Amazon itself hasn't so far revealed the size of its membership base and not all analysts are buying the big numbers consistently found by CIRP. Moody’s Investors Service analysts are skeptical, earlier this year throwing cold water on the kind of statistics from CIRP and other outlets that try to figure out the size of Amazon’s Prime base, calling them "seriously overstated," "highly improbable" and made "in the absence of any real guidance from the company itself."
Whatever its size, Prime is widely seen as providing a sticky customer base to Amazon. But this research demonstrates that it’s also sticking Amazon with free two-day shipping on millions of items with no minimum order.
"While Amazon is viewed as Goliath by the industry, there are certainly weaknesses that retail brands can exploit to help drive their bottom line," Michael Osborne, CEO of SmarterHQ, said in a statement. "Our report tells a surprisingly upbeat story for retail brands — consumers can be persuaded to ditch Amazon and shop in their store or on their website."
The premium shipping perk has also hit the e-commerce giant with massive fulfillment expenses.

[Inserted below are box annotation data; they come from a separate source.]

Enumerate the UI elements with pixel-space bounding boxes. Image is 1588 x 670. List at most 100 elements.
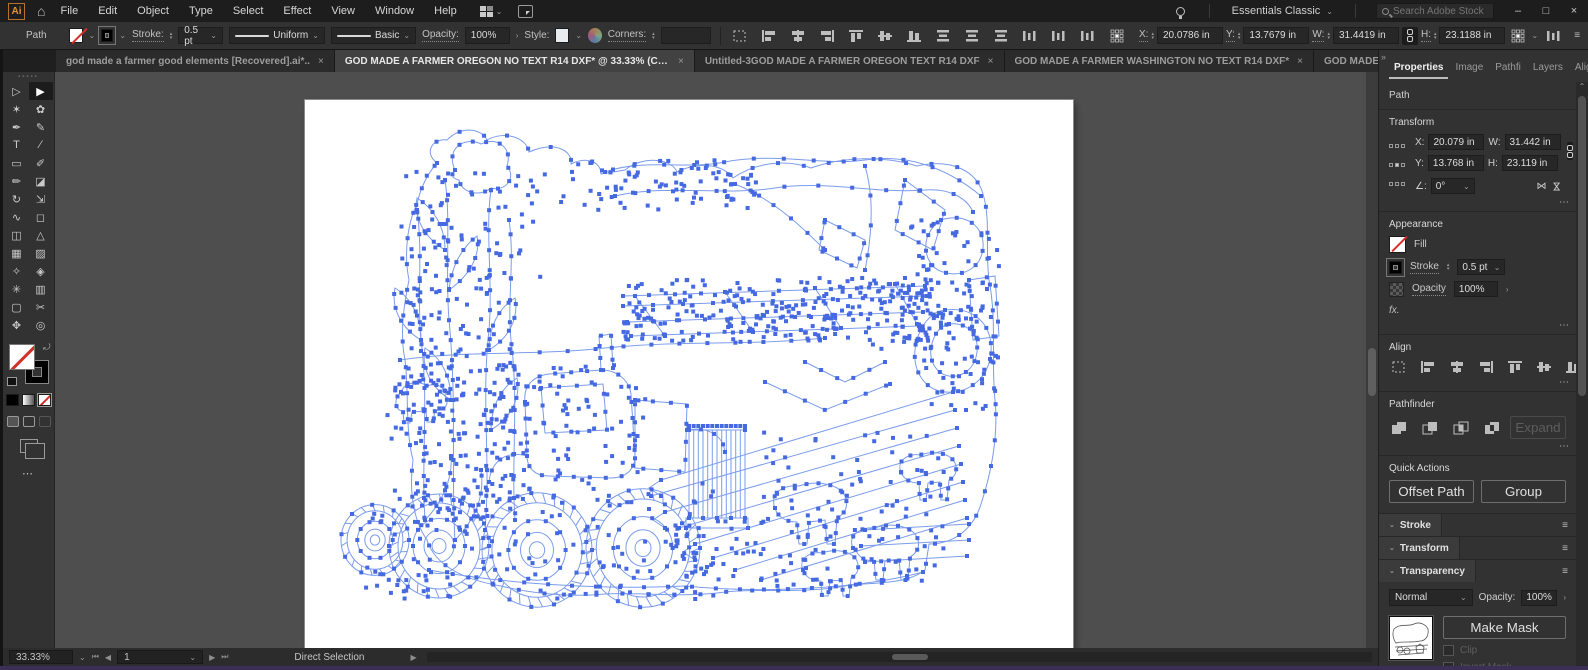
pathfinder-more-options[interactable]: ⋯ — [1559, 441, 1570, 452]
tool-lasso[interactable]: ✿ — [29, 100, 53, 118]
opacity-options-arrow[interactable]: › — [516, 31, 519, 40]
x-field[interactable]: 20.0786 in — [1157, 27, 1223, 44]
align-h-align-right[interactable] — [817, 28, 837, 44]
x-field[interactable]: 20.079 in — [1428, 134, 1484, 150]
transparency-opacity-field[interactable]: 100% — [1521, 590, 1557, 606]
align-more-options[interactable]: ⋯ — [1559, 377, 1570, 388]
artboard[interactable] — [305, 100, 1073, 648]
opacity-options-arrow[interactable]: › — [1506, 285, 1509, 294]
workspace-switcher-icon[interactable]: ⌄ — [480, 6, 503, 17]
align-h-align-center[interactable] — [1447, 359, 1467, 375]
opacity-label[interactable]: Opacity: — [422, 29, 459, 42]
stroke-weight-field[interactable]: 0.5 pt⌄ — [1457, 259, 1505, 275]
stock-search[interactable] — [1376, 3, 1494, 19]
opacity-label[interactable]: Opacity — [1412, 283, 1446, 296]
tool-magic-wand[interactable]: ✶ — [5, 100, 29, 118]
align-h-distribute-left[interactable] — [1020, 28, 1040, 44]
panel-tab[interactable]: Properties — [1389, 58, 1448, 79]
vector-artwork[interactable] — [305, 100, 1073, 648]
pathfinder-minus-front[interactable] — [1420, 420, 1440, 436]
fill-stroke-control[interactable]: ⤾ — [9, 344, 49, 384]
h-field[interactable]: 23.119 in — [1502, 155, 1558, 171]
fill-swatch[interactable] — [1389, 236, 1406, 253]
panel-tab[interactable]: Pathfi — [1490, 58, 1526, 79]
tool-symbol-sprayer[interactable]: ✳ — [5, 280, 29, 298]
tool-column-graph[interactable]: ▥ — [29, 280, 53, 298]
isolate-icon[interactable] — [1544, 28, 1564, 44]
menu-item[interactable]: Help — [425, 2, 466, 20]
stroke-weight-field[interactable]: 0.5 pt⌄ — [178, 27, 223, 44]
blend-mode-dropdown[interactable]: Normal⌄ — [1389, 589, 1473, 606]
align-artboard-grid[interactable] — [1107, 28, 1127, 44]
tool-free-transform[interactable]: ◻ — [29, 208, 53, 226]
share-screen-icon[interactable] — [518, 5, 533, 18]
tool-width[interactable]: ∿ — [5, 208, 29, 226]
pathfinder-intersect[interactable] — [1451, 420, 1471, 436]
align-align-options[interactable] — [1389, 359, 1409, 375]
reference-point-grid[interactable] — [1389, 144, 1405, 199]
panel-menu-icon[interactable]: ≡ — [1562, 543, 1568, 554]
align-v-align-bottom[interactable] — [1563, 359, 1576, 375]
tool-type[interactable]: T — [5, 136, 29, 154]
y-field[interactable]: 13.7679 in — [1243, 27, 1309, 44]
window-control[interactable]: □ — [1532, 0, 1560, 22]
tool-shape-builder[interactable]: ◫ — [5, 226, 29, 244]
stroke-color-swatch[interactable] — [101, 29, 113, 42]
search-input[interactable] — [1393, 6, 1485, 17]
panel-tab[interactable]: Layers — [1528, 58, 1568, 79]
tool-artboard[interactable]: ▢ — [5, 298, 29, 316]
close-tab-icon[interactable]: × — [1297, 56, 1303, 67]
first-artboard-icon[interactable]: ⏮ — [92, 652, 99, 662]
tool-selection[interactable]: ▷ — [5, 82, 29, 100]
stroke-label[interactable]: Stroke — [1410, 261, 1439, 274]
tool-blend[interactable]: ◈ — [29, 262, 53, 280]
tool-pen[interactable]: ✒ — [5, 118, 29, 136]
toolbar-grip[interactable]: ▪▪▪▪▪ — [18, 72, 39, 82]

Amazon’s shipping and fulfillment costs are growing faster than its revenue, but so far the company has focused on making moves to optimize those operations rather than cutting back its benefit. Amazon’s efforts include an Uber-like crowdsourced ground delivery network it calls Amazon Flex, the purchase of thousands of semitrailers and, of course, drones. Last year, the company unveiled its first Prime Air-branded cargo aircraft in an inaugural flight during Seattle’s annual Seafair Air Show.
Amazon Prime members do, however, pony up $99 per year, providing some level of a pre-paid shipping cushion. Walmart earlier this year eliminated its $50 Prime-like membership, opting for a $35 minimum order requirement for free two-day shipping. Amazon shortly after responded by lowering its own minimum order for non-Prime member shipping, though that fulfillment isn't two-day.
The morphing of customer expectations from "fast or free" to "fast and free" is expensive, and that's increasingly recognized by retailers and analysts. Nearly 60% of retail supply chain executives believe it isn’t possible to fully recover fulfillment costs, and even more –– 70% –– agree that the cost of fulfilling and delivering online orders erodes gross margins, according to the Seventh Annual State of the Retail Supply Chain report this summer from the Retail Industry Leaders Association.
Still, SmarterHQ's report reveals how much pressure brands are under to compete on Amazon's terms. Customers are likely purchasing a retail brand’s products on Amazon simply because they have better shipping options, according to its report. SmarterHQ surveyed more than 1,200 people ages 18 to over 65 for its report.